Brazil resembles to most of us, as the ultimate exotic destination. The largest country in South America and the 5th largest in the world, is famous for its whitewashed beaches, its unique metropolis, the music, the frantic carnival, football and, of course, the great Amazon River, the largest in volume of water surrounded with a vast rainforest responsible for 20% of the planet’s oxygen. A country with such a strong “CV” should excite every traveler. My own experience, however, was inferior to expectations. The ecosystem I encountered was poorer than many other jungles of the planet, rare seen fauna and native tribes almost disappeared … (http://tripinpictures.com/yanomami-a-tribe-under-threat). The music and lively nightlife we have in mind, is not a commodity while in the evenings urban places turn into ghost cities. And even though we ignored all the warnings, walking around at night and socializing with homeless and hippies in the empty quarters of Salvador de Bahia, drifting the alleys of Rio de Janeiro’s favelas, we have confirmed the high crime rate, fortunately only with one theft attempt. Though, in a country so huge, it takes a lot of time to discover its hidden treasures and the pleasures of a trip is a completely personal matter.

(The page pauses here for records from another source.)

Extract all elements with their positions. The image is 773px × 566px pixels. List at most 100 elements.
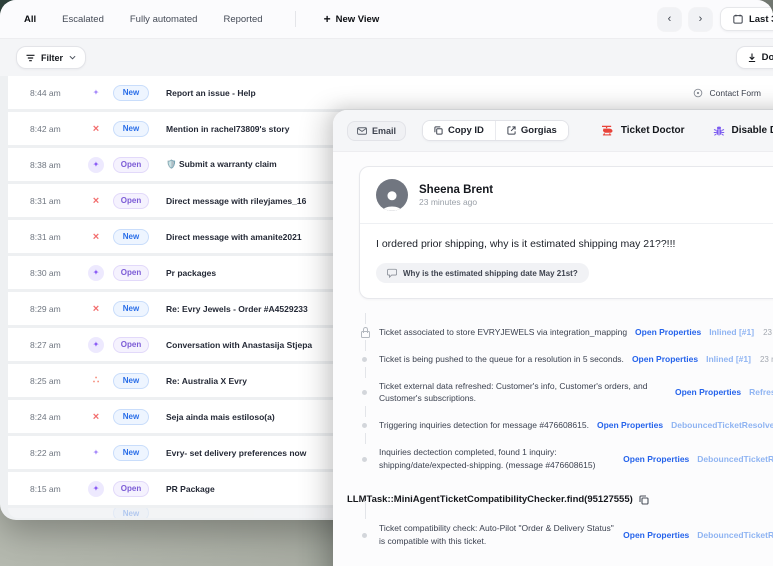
tab-fully-automated[interactable]: Fully automated: [130, 14, 198, 25]
open-in-gorgias-button[interactable]: Gorgias: [495, 121, 568, 140]
copy-icon: [434, 126, 443, 135]
close-x-icon: [88, 193, 104, 209]
bug-icon: [713, 125, 725, 137]
ticket-doctor-icon: [601, 125, 614, 136]
ticket-time: 8:29 am: [30, 304, 88, 314]
job-link[interactable]: RefreshTicket: [749, 387, 773, 397]
ticket-time: 8:31 am: [30, 196, 88, 206]
close-x-icon: [88, 301, 104, 317]
lock-icon: [359, 326, 371, 338]
debug-log-entry: Ticket compatibility check: Auto-Pilot "…: [359, 515, 773, 555]
prev-page-button[interactable]: ‹: [658, 8, 681, 31]
close-x-icon: [88, 409, 104, 425]
status-badge: New: [113, 229, 149, 245]
detail-toolbar: Email Copy ID Gorgias: [333, 110, 773, 152]
status-badge: Open: [113, 193, 149, 209]
filter-icon: [26, 54, 35, 62]
tab-escalated[interactable]: Escalated: [62, 14, 104, 25]
automation-sparkle-icon: [88, 85, 104, 101]
gorgias-label: Gorgias: [521, 125, 557, 136]
new-view-label: New View: [336, 14, 380, 25]
next-page-button[interactable]: ›: [689, 8, 712, 31]
ticket-actions-group: Copy ID Gorgias: [422, 120, 569, 141]
ticket-time: 8:24 am: [30, 412, 88, 422]
dot-icon: [359, 353, 371, 365]
tab-all[interactable]: All: [24, 14, 36, 25]
open-properties-link[interactable]: Open Properties: [623, 454, 689, 464]
job-link[interactable]: DebouncedTicketResolverJob: [697, 454, 773, 464]
ticket-time: 8:15 am: [30, 484, 88, 494]
debug-log-entry: Triggering inquiries detection for messa…: [359, 412, 773, 439]
plus-icon: +: [324, 13, 331, 25]
copy-icon[interactable]: [639, 495, 649, 505]
email-channel-button[interactable]: Email: [347, 121, 406, 141]
open-properties-link[interactable]: Open Properties: [597, 420, 663, 430]
open-properties-link[interactable]: Open Properties: [632, 354, 698, 364]
customer-message-card: Sheena Brent 23 minutes ago I ordered pr…: [359, 166, 773, 299]
ticket-subject: Report an issue - Help: [166, 88, 256, 98]
ticket-subject: PR Package: [166, 484, 215, 494]
open-properties-link[interactable]: Open Properties: [623, 530, 689, 540]
tab-reported[interactable]: Reported: [223, 14, 262, 25]
external-link-icon: [507, 126, 516, 135]
ticket-subject: 🛡️ Submit a warranty claim: [166, 159, 277, 170]
view-tabs-bar: All Escalated Fully automated Reported +…: [0, 0, 773, 38]
channel-icon: [693, 88, 703, 98]
debug-log-time: 23 min: [760, 355, 773, 364]
ticket-channel: Contact Form: [693, 88, 764, 98]
debug-log-text: Inquiries dectection completed, found 1 …: [379, 446, 615, 472]
disable-debug-view-label: Disable Debug View: [732, 125, 773, 136]
disable-debug-view-button[interactable]: Disable Debug View: [713, 125, 773, 137]
job-link[interactable]: DebouncedTicketResolverJob: [697, 530, 773, 540]
ticket-subject: Pr packages: [166, 268, 216, 278]
ticket-detail-panel: Email Copy ID Gorgias: [333, 110, 773, 566]
topbar-right-controls: ‹ › Last 30 days: [658, 7, 773, 31]
filter-bar: Filter Download: [0, 38, 773, 76]
copy-id-button[interactable]: Copy ID: [423, 121, 495, 140]
date-range-button[interactable]: Last 30 days: [720, 7, 773, 31]
ticket-subject: Direct message with rileyjames_16: [166, 196, 306, 206]
download-label: Download: [762, 52, 773, 63]
open-properties-link[interactable]: Open Properties: [675, 387, 741, 397]
dot-icon: [359, 529, 371, 541]
ticket-subject: Conversation with Anastasija Stjepa: [166, 340, 312, 350]
ticket-time: 8:38 am: [30, 160, 88, 170]
ticket-doctor-label: Ticket Doctor: [621, 125, 685, 136]
inlined-link[interactable]: Inlined [#1]: [706, 354, 751, 364]
debug-log-links: Open Properties DebouncedTicketResolverJ…: [623, 454, 773, 464]
desktop-background: All Escalated Fully automated Reported +…: [0, 0, 773, 566]
ticket-doctor-button[interactable]: Ticket Doctor: [601, 125, 685, 136]
status-badge: Open: [113, 157, 149, 173]
ticket-time: 8:22 am: [30, 448, 88, 458]
debug-log-text: Ticket is being pushed to the queue for …: [379, 353, 624, 366]
status-badge: New: [113, 85, 149, 101]
ticket-time: 8:27 am: [30, 340, 88, 350]
status-badge: New: [113, 409, 149, 425]
debug-timeline: Ticket compatibility check: Auto-Pilot "…: [359, 515, 773, 555]
inlined-link[interactable]: Inlined [#1]: [709, 327, 754, 337]
chevron-right-icon: ›: [699, 13, 703, 25]
automation-sparkle-icon: [88, 157, 104, 173]
debug-log-links: Open Properties DebouncedTicketResolverJ…: [623, 530, 773, 540]
job-link[interactable]: DebouncedTicketResolverJob: [671, 420, 773, 430]
download-button[interactable]: Download: [736, 46, 773, 69]
dot-icon: [359, 386, 371, 398]
debug-log-links: Open Properties RefreshTicket: [675, 387, 773, 397]
chat-bubble-icon: [387, 268, 397, 278]
filter-label: Filter: [41, 53, 63, 63]
open-properties-link[interactable]: Open Properties: [635, 327, 701, 337]
status-badge: Open: [113, 265, 149, 281]
view-tabs: All Escalated Fully automated Reported +…: [24, 11, 379, 27]
filter-button[interactable]: Filter: [16, 46, 86, 69]
ticket-time: 8:42 am: [30, 124, 88, 134]
detected-inquiry-chip[interactable]: Why is the estimated shipping date May 2…: [376, 263, 589, 283]
llm-task-header: LLMTask::MiniAgentTicketCompatibilityChe…: [347, 494, 773, 505]
debug-log-text: Triggering inquiries detection for messa…: [379, 419, 589, 432]
ticket-subject: Re: Evry Jewels - Order #A4529233: [166, 304, 308, 314]
debug-log-entry: Ticket associated to store EVRYJEWELS vi…: [359, 319, 773, 346]
new-view-button[interactable]: + New View: [324, 13, 380, 25]
dot-icon: [359, 453, 371, 465]
ticket-row[interactable]: 8:44 am New Report an issue - Help Conta…: [8, 76, 773, 109]
status-badge: New: [113, 121, 149, 137]
chevron-down-icon: [69, 55, 76, 60]
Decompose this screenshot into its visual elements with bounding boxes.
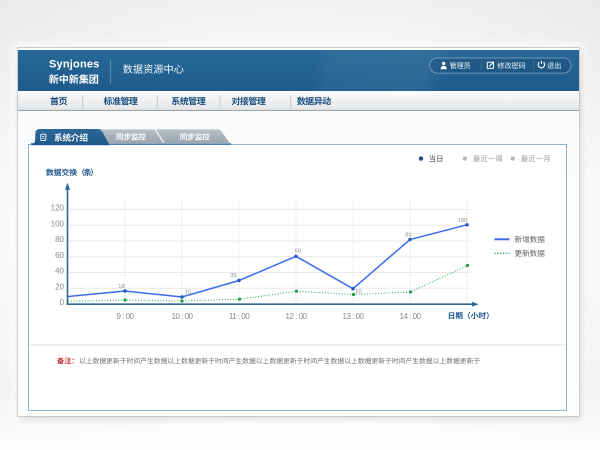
svg-text:40: 40 — [55, 267, 64, 276]
svg-text:120: 120 — [51, 204, 65, 213]
svg-text:13 : 00: 13 : 00 — [343, 312, 365, 321]
svg-text:60: 60 — [55, 251, 64, 260]
svg-text:0: 0 — [60, 298, 65, 307]
svg-text:11 : 00: 11 : 00 — [229, 312, 250, 321]
svg-text:Synjones: Synjones — [49, 58, 100, 70]
svg-text:20: 20 — [55, 282, 64, 291]
svg-text:35: 35 — [230, 273, 236, 279]
svg-text:14 : 00: 14 : 00 — [400, 312, 422, 321]
svg-text:12 : 00: 12 : 00 — [286, 312, 308, 321]
svg-text:80: 80 — [405, 233, 411, 239]
svg-text:100: 100 — [458, 218, 468, 224]
svg-text:10: 10 — [185, 289, 191, 295]
svg-text:80: 80 — [55, 235, 64, 244]
svg-text:9 : 00: 9 : 00 — [116, 312, 134, 321]
svg-text:18: 18 — [118, 284, 124, 290]
svg-text:60: 60 — [295, 249, 301, 255]
svg-text:10: 10 — [355, 289, 361, 295]
svg-text:10 : 00: 10 : 00 — [172, 312, 194, 321]
svg-text:100: 100 — [51, 219, 65, 228]
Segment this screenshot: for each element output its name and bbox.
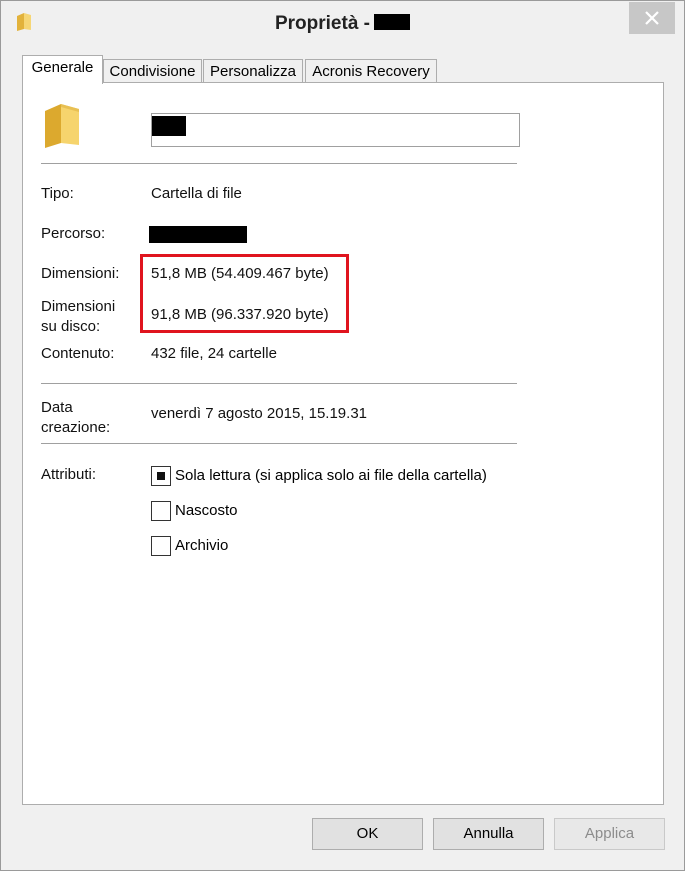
created-label-line2: creazione:: [41, 419, 111, 436]
type-value: Cartella di file: [151, 185, 242, 202]
separator: [41, 383, 517, 384]
disk-size-label-line2: su disco:: [41, 318, 101, 335]
redacted-folder-name: [152, 116, 186, 136]
attributes-label: Attributi:: [41, 466, 97, 483]
window-title: Proprietà -: [1, 13, 684, 35]
archive-label[interactable]: Archivio: [175, 536, 228, 556]
tab-acronis-recovery[interactable]: Acronis Recovery: [305, 59, 437, 83]
created-label-line1: Data: [41, 399, 73, 416]
highlight-box: [140, 254, 349, 333]
path-label: Percorso:: [41, 225, 106, 242]
archive-checkbox[interactable]: [151, 536, 171, 556]
redacted-path: [149, 226, 247, 243]
redacted-name: [374, 14, 411, 30]
tab-generale[interactable]: Generale: [22, 55, 103, 84]
disk-size-label-line1: Dimensioni: [41, 298, 116, 315]
type-label: Tipo:: [41, 185, 74, 202]
separator: [41, 443, 517, 444]
indeterminate-mark: [157, 472, 165, 480]
tab-personalizza[interactable]: Personalizza: [203, 59, 303, 83]
readonly-checkbox[interactable]: [151, 466, 171, 486]
separator: [41, 163, 517, 164]
size-label: Dimensioni:: [41, 265, 120, 282]
apply-button[interactable]: Applica: [554, 818, 665, 850]
created-value: venerdì 7 agosto 2015, 15.19.31: [151, 405, 368, 422]
folder-icon: [45, 104, 79, 148]
close-button[interactable]: [629, 2, 675, 34]
contents-label: Contenuto:: [41, 345, 115, 362]
properties-window: Proprietà - Generale Condivisione Person…: [0, 0, 685, 871]
folder-name-input[interactable]: [151, 113, 520, 147]
title-bar: Proprietà -: [1, 1, 684, 47]
contents-value: 432 file, 24 cartelle: [151, 345, 277, 362]
hidden-checkbox[interactable]: [151, 501, 171, 521]
hidden-label[interactable]: Nascosto: [175, 501, 238, 521]
cancel-button[interactable]: Annulla: [433, 818, 544, 850]
readonly-label[interactable]: Sola lettura (si applica solo ai file de…: [175, 466, 487, 486]
close-icon: [645, 11, 659, 25]
tab-condivisione[interactable]: Condivisione: [103, 59, 202, 83]
ok-button[interactable]: OK: [312, 818, 423, 850]
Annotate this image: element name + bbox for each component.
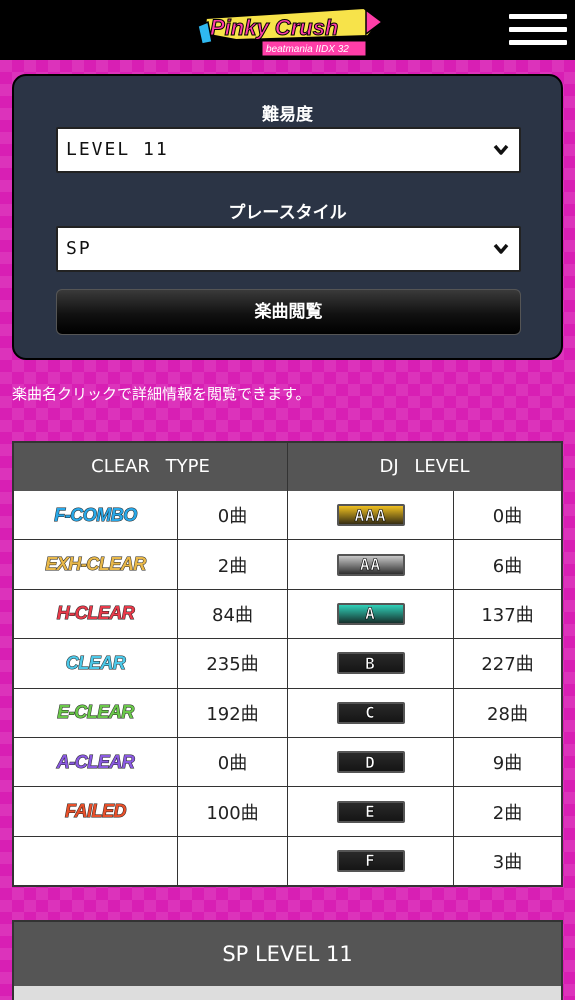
clear-count: 0曲 (217, 753, 248, 775)
filter-panel: 難易度 LEVEL 11 プレースタイル SP 楽曲閲覧 (12, 74, 563, 360)
clear-type-cell (14, 836, 178, 887)
clear-count: 235曲 (206, 654, 259, 676)
dj-level-cell: B (288, 639, 454, 689)
dj-count: 3曲 (492, 851, 523, 873)
clear-count-cell: 0曲 (178, 491, 288, 541)
logo-subtitle: beatmania IIDX 32 (266, 44, 349, 55)
clear-type-cell: FAILED (14, 787, 178, 837)
dj-rank-badge: E (336, 800, 405, 823)
clear-lamp-label: FAILED (64, 801, 127, 822)
clear-count: 84曲 (212, 604, 253, 626)
clear-count-cell: 235曲 (178, 639, 288, 689)
dj-count-cell: 0曲 (454, 491, 561, 541)
dj-count-cell: 2曲 (454, 787, 561, 837)
clear-type-cell: EXH-CLEAR (14, 540, 178, 590)
clear-type-cell: A-CLEAR (14, 738, 178, 788)
hamburger-icon[interactable] (509, 14, 567, 48)
clear-lamp-label: H-CLEAR (56, 603, 135, 624)
clear-lamp-label: E-CLEAR (57, 702, 135, 723)
dj-level-cell: E (288, 787, 454, 837)
clear-lamp-label: CLEAR (65, 652, 126, 673)
clear-count-cell (178, 836, 288, 887)
dj-level-cell: D (288, 738, 454, 788)
chevron-down-icon (493, 243, 509, 254)
dj-rank-badge: C (336, 701, 405, 724)
clear-type-cell: H-CLEAR (14, 589, 178, 640)
dj-level-cell: AAA (288, 491, 454, 541)
clear-lamp-label: F-COMBO (54, 504, 138, 525)
dj-count: 2曲 (492, 802, 523, 824)
difficulty-label: 難易度 (262, 105, 313, 125)
clear-lamp-label: A-CLEAR (56, 751, 135, 772)
stats-table: CLEAR TYPE DJ LEVEL F-COMBO 0曲 AAA 0曲 EXH-CL… (12, 441, 563, 887)
clear-lamp-label: EXH-CLEAR (45, 554, 147, 575)
clear-type-cell: F-COMBO (14, 491, 178, 541)
clear-count: 192曲 (206, 703, 259, 725)
dj-count: 6曲 (492, 555, 523, 577)
play-style-value: SP (66, 238, 92, 259)
clear-count: 100曲 (206, 802, 259, 824)
clear-type-cell: E-CLEAR (14, 688, 178, 738)
section-title: SP LEVEL 11 (222, 942, 353, 966)
dj-level-cell: C (288, 688, 454, 738)
section-header: SP LEVEL 11 (12, 920, 563, 1000)
chevron-down-icon (493, 144, 509, 155)
difficulty-value: LEVEL 11 (66, 139, 169, 160)
dj-count-cell: 137曲 (454, 589, 561, 640)
dj-rank-badge: AA (336, 553, 405, 576)
clear-count-cell: 2曲 (178, 540, 288, 590)
clear-count: 2曲 (217, 555, 248, 577)
dj-count-cell: 6曲 (454, 540, 561, 590)
dj-count: 137曲 (481, 604, 534, 626)
dj-rank-badge: F (336, 849, 405, 872)
hint-text: 楽曲名クリックで詳細情報を閲覧できます。 (12, 385, 311, 403)
logo-graphic: Pinky Crush beatmania IIDX 32 (197, 6, 382, 57)
clear-count-cell: 192曲 (178, 688, 288, 738)
dj-level-cell: F (288, 836, 454, 887)
clear-count-cell: 100曲 (178, 787, 288, 837)
dj-count: 9曲 (492, 753, 523, 775)
difficulty-select[interactable]: LEVEL 11 (56, 127, 521, 173)
dj-count-cell: 9曲 (454, 738, 561, 788)
dj-rank-badge: D (336, 751, 405, 774)
clear-count-cell: 84曲 (178, 589, 288, 640)
dj-count-cell: 3曲 (454, 836, 561, 887)
dj-rank-badge: B (336, 652, 405, 675)
play-style-select[interactable]: SP (56, 226, 521, 272)
dj-rank-badge: AAA (336, 504, 405, 527)
dj-count: 0曲 (492, 506, 523, 528)
clear-count: 0曲 (217, 506, 248, 528)
play-style-label: プレースタイル (228, 203, 347, 223)
clear-count-cell: 0曲 (178, 738, 288, 788)
clear-type-header: CLEAR TYPE (14, 443, 288, 491)
dj-rank-badge: A (336, 602, 405, 625)
logo-title: Pinky Crush (210, 15, 338, 40)
browse-songs-button[interactable]: 楽曲閲覧 (56, 289, 521, 335)
clear-type-cell: CLEAR (14, 639, 178, 689)
table-header-strip (14, 986, 561, 1000)
top-header: Pinky Crush beatmania IIDX 32 (0, 0, 575, 60)
dj-count-cell: 227曲 (454, 639, 561, 689)
dj-count: 28曲 (487, 703, 528, 725)
dj-level-header: DJ LEVEL (288, 443, 561, 491)
dj-count-cell: 28曲 (454, 688, 561, 738)
dj-level-cell: AA (288, 540, 454, 590)
dj-count: 227曲 (481, 654, 534, 676)
dj-level-cell: A (288, 589, 454, 640)
game-logo[interactable]: Pinky Crush beatmania IIDX 32 (196, 4, 382, 58)
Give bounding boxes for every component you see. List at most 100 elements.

Brazilians are passionate people, remarkably friendly and helpful to the foreigner. This fact is however, overshadowed by high crime rate, which somewhat limits spontaneous human contacts.
Amazon – Manaus
A vast ecosystem encompasses the world’s largest in terms of volume of water, river. A river that is also a commercial route connecting the Atlantic Ocean with the heart of South America. Manaus is a metropolis of two million souls on the river shores, at the meeting point of Rio Salimones and Rio Negro. continuing the journey of the Amazon to the ocean. Manaus is a warm and humid tropical city and is considered relatively safe. The most famous attractions is the opera, the marvelous Teatro Amazonas.
Salvador de Bahia
A marvel city on the Atlantic coast with a beautiful historic center, named Pelourinho. A large elevator comfortably connects the hill of Pelourinho to the coastal area that extends to the outskirts of the city, combining modern buildings with white beaches. An extensive island complex is also within close distance. Salvador is not considered safe and the locals avoid moving around, even driving, after 10pm. Especially Pelourinho is considered to be a dangerous area and regardless its touristic profile in the day time, lacks any nightlife fun. Nevertheless, every Tuesday night, Pelo (Pelourinho) is filled by frantic drum rhythms played by its street bands.
Rio de Janeiro
The City of Cities, the country’s second largest, built on one of the most magical parts of the planet… On the mouth of a bay, in a breathtaking landscape, embellished with lush limestone hills and lacy white beaches, the city was named “River of January” when the Europeans sailed there on January 1, 1502. The majestic statue of “Christ the Redeemer” dominates the city view on the Corcovado hill, while the Sugarloaf Hill offers panoramic views all over the city. The cosmopolitan beaches of Ipanema and Copacabana, as well as smaller ones, are the daily attraction of “Cariocas”, as citizens of Rio call themselves. At the foot of the surrounding hills, hundreds of large and small slums, known as “favelas”, enjoy spectacular views. Social differences are strongly evident in the coexistence of favelas, where poverty and organized crime find shelter and modern high-class areas in a breathtaking distance.